Dieser schemenhaften Arbeitsgruppe entging ein Milchproduktionssystem in Kabirwala, Pakistan, das auf der schäbigen Ausbeutung von vielen Hunderten von Gelegenheitsarbeitskräften (der Konzern nennt sie Auftragnehmer) aufbaut, die auf Basis „keine Arbeit, kein Geld“ arbeiten und seit Jahren die gleichen Tätigkeiten verrichten wie die direkt angestellten Beschäftigten zu einem Bruchteil des Lohns und der Leistungen.
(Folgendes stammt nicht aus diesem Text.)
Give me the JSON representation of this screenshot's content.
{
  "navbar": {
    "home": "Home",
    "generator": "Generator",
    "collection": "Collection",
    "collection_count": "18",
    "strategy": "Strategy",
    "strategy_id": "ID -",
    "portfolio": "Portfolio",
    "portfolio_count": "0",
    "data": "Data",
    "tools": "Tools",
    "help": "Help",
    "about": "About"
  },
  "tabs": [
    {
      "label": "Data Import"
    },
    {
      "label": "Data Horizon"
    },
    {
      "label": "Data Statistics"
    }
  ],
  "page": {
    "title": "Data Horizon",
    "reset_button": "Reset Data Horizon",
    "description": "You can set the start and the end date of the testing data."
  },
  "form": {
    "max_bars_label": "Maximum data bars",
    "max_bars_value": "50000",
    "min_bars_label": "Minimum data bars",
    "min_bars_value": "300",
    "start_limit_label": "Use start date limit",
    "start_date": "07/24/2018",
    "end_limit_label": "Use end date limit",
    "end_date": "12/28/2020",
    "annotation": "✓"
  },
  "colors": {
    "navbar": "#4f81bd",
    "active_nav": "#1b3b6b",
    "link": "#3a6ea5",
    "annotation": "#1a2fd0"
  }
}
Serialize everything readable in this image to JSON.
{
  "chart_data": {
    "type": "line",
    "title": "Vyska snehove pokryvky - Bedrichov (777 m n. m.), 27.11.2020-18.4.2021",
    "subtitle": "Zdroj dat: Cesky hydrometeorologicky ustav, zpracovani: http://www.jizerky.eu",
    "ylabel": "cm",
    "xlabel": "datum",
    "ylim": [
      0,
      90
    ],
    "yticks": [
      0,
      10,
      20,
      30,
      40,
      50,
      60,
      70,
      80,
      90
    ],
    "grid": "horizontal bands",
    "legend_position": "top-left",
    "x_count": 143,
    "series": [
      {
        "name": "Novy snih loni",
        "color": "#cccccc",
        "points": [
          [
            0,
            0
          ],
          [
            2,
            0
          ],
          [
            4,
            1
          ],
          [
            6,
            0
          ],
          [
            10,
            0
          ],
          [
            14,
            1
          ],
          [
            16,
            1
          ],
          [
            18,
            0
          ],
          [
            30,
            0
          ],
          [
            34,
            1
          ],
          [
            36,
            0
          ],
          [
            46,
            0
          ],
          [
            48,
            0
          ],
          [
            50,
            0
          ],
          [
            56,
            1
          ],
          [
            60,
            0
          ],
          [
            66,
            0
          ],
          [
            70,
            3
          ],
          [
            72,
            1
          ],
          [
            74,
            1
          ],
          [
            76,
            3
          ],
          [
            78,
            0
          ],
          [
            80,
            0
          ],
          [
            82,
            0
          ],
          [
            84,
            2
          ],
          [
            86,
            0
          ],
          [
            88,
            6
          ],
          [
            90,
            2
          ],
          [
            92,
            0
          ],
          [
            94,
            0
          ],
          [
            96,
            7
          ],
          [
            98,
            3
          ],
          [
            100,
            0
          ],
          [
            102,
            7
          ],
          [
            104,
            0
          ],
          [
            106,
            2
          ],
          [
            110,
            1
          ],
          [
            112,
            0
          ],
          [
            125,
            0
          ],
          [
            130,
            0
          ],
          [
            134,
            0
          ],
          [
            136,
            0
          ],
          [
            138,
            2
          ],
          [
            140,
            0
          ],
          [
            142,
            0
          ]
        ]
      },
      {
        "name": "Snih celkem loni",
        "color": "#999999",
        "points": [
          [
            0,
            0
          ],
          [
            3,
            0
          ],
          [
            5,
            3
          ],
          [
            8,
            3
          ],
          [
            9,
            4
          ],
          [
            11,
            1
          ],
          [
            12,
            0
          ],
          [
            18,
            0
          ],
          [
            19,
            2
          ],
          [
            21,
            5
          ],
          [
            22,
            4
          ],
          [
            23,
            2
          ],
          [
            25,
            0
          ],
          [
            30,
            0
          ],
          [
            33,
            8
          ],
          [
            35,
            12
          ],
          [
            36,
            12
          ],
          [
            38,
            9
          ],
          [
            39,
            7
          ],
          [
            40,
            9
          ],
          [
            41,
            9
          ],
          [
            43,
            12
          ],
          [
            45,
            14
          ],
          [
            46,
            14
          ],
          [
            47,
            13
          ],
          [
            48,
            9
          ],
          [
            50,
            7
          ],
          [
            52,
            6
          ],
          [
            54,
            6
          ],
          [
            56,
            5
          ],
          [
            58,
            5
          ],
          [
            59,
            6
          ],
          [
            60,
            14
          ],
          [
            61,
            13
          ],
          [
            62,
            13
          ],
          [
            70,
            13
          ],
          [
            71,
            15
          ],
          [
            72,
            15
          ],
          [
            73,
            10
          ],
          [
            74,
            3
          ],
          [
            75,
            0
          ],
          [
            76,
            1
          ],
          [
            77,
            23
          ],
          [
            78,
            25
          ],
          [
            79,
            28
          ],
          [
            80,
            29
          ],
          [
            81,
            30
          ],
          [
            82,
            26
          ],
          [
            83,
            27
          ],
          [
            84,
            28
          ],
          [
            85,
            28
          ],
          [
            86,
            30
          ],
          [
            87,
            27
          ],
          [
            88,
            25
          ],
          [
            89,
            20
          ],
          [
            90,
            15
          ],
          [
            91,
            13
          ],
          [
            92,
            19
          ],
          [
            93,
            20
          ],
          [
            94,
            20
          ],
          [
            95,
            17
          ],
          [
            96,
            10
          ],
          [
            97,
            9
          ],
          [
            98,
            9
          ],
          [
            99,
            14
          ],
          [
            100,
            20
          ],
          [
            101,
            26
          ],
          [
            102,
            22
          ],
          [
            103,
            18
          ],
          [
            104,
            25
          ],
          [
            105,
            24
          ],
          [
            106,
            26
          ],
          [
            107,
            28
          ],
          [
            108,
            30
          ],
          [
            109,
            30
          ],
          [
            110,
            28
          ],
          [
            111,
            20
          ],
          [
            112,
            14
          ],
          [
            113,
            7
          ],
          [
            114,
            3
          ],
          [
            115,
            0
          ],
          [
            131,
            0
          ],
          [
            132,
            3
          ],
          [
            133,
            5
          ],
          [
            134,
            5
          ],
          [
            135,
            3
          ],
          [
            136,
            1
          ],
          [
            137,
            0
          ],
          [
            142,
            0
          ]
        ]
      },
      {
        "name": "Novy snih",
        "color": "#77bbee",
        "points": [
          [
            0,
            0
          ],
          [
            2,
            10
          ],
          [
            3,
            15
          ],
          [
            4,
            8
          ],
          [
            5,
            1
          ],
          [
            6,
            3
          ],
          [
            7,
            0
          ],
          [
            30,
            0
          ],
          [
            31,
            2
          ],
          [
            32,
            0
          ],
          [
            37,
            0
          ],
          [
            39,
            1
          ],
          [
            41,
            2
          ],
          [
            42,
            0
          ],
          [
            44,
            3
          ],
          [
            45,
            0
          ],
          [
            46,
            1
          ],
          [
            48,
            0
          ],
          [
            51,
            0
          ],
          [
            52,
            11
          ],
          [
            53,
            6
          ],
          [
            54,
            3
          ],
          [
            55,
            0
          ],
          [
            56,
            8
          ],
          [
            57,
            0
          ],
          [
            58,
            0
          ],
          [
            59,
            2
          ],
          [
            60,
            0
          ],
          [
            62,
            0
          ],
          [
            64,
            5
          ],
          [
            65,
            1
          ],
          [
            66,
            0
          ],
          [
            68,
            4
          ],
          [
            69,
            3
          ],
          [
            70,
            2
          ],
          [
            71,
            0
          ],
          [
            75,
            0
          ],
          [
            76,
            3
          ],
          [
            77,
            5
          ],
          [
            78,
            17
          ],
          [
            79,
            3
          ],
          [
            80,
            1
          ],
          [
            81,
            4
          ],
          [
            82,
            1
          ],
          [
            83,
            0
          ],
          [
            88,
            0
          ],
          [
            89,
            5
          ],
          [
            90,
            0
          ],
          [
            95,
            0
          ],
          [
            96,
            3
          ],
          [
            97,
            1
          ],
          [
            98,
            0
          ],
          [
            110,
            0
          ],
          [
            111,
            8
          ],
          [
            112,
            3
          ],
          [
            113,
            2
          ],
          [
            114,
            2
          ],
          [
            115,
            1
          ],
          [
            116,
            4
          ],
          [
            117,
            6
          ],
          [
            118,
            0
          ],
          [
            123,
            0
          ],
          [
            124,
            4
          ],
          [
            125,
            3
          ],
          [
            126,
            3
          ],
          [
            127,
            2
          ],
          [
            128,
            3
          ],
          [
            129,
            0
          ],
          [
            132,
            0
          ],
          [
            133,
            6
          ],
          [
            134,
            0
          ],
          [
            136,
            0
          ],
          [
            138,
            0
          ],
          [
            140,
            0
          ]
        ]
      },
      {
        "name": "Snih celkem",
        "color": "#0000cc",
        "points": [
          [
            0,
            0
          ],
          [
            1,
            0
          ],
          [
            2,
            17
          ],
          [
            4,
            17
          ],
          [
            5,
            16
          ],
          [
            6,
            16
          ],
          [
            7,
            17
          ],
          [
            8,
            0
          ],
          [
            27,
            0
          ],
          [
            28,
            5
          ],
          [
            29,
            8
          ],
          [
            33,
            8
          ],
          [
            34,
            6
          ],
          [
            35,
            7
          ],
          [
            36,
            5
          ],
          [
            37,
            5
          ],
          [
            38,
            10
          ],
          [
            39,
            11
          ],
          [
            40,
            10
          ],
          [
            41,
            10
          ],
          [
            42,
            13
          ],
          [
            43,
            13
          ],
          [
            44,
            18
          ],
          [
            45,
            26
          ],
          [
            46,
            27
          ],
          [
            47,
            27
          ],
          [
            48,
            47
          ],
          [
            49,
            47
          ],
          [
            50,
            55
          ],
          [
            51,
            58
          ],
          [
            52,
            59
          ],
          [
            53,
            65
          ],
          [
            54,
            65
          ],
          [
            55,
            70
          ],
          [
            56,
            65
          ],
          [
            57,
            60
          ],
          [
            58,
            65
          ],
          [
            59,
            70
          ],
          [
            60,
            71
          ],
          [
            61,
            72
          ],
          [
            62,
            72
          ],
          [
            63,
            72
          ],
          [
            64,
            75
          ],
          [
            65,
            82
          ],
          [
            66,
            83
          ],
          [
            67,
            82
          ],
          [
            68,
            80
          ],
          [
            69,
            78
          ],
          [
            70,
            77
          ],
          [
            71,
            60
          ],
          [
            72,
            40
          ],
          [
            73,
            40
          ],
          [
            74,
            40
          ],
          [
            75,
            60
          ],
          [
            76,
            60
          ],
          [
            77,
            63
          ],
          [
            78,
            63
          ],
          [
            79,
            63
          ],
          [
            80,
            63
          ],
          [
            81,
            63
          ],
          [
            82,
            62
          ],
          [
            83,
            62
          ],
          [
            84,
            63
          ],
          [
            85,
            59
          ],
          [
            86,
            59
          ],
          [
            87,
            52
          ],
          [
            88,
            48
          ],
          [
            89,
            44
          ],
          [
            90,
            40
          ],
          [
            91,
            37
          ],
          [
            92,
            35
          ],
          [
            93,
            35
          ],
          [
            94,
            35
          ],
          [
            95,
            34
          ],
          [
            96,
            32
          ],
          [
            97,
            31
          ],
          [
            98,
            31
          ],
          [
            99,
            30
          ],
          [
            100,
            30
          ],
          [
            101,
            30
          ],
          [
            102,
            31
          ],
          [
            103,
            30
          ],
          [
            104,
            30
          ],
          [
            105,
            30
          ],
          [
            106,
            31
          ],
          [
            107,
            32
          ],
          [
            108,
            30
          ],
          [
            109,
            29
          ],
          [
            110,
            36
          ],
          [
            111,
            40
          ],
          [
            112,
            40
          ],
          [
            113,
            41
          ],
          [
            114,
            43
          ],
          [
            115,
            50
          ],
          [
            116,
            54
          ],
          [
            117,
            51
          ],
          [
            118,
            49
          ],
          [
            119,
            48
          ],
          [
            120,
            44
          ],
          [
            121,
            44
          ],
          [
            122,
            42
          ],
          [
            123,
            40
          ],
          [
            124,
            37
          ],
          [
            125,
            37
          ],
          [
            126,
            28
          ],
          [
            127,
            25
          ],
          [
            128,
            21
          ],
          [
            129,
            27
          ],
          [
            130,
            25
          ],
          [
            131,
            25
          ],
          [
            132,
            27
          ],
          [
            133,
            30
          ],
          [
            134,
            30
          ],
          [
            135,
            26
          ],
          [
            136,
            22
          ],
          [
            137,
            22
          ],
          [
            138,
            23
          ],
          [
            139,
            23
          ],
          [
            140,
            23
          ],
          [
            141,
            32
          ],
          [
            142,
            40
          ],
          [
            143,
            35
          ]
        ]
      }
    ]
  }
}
Die menschenrechtlichen Risikobewertungen sahen offensichtlich keine Risiken, als das Unternehmen Hunderte dieser Arbeitskräfte entließ, weil sie ihre gesetzlichen Rechte ausübten, wiederholt gerichtliche Anordnungen ignorierte und verletzte und die Rechtsansprüche der Beschäftigten gegen das Unternehmen durch polizeiliche Anzeigen kriminalisierte.

Jahrelang wurde dem IUL-Mitgliedsverband in der Nescafé-Fabrik in Panjang, Indonesien, das Recht zur Aushandlung der Löhne verwehrt. Im letzten Jahr räumte das Unternehmen schließlich ein, dass Kollektivverhandlungen in der Tat Lohnverhandlungen einschließen. Als die Verhandlungen scheiterten und die Gewerkschaft Streikmaßnahmen einleitete, entließ die Betriebsleitung willkürlich und rachsüchtig 53 Gewerkschaftsmitglieder – nachdem eine Vereinbarung zur Beendigung des Streiks unterzeichnet worden war und die Arbeiter/innen an ihren Arbeitsplatz zurückgekehrt waren.

Nestlés Risikobewertung im Bereich der Menschenrechte vermochte es nicht, diese und andere langjährige Missbräuche aufzudecken, und hat offenbar kein Problem mit bösartigen Reaktionen der Betriebsleitungen, wenn dem Unternehmen Missbräuche zur Kenntnis gebracht werden. Für die Nestlé-Beschäftigten sieht die neue Realität genauso aus wie die alte: liquide Mittel herauspressen bedeutet Rechte unterdrücken.

Wie viele ähnliche Menschenrechts“risiken“ lauern wohl im Nestlé-System? Von der Arbeitsgruppe für Menschenrechte oder den „internen Audits“ von Nestlé dürft ihr keine Antwort auf diese Frage erwarten. Die Anleger sollten genauer hinschauen.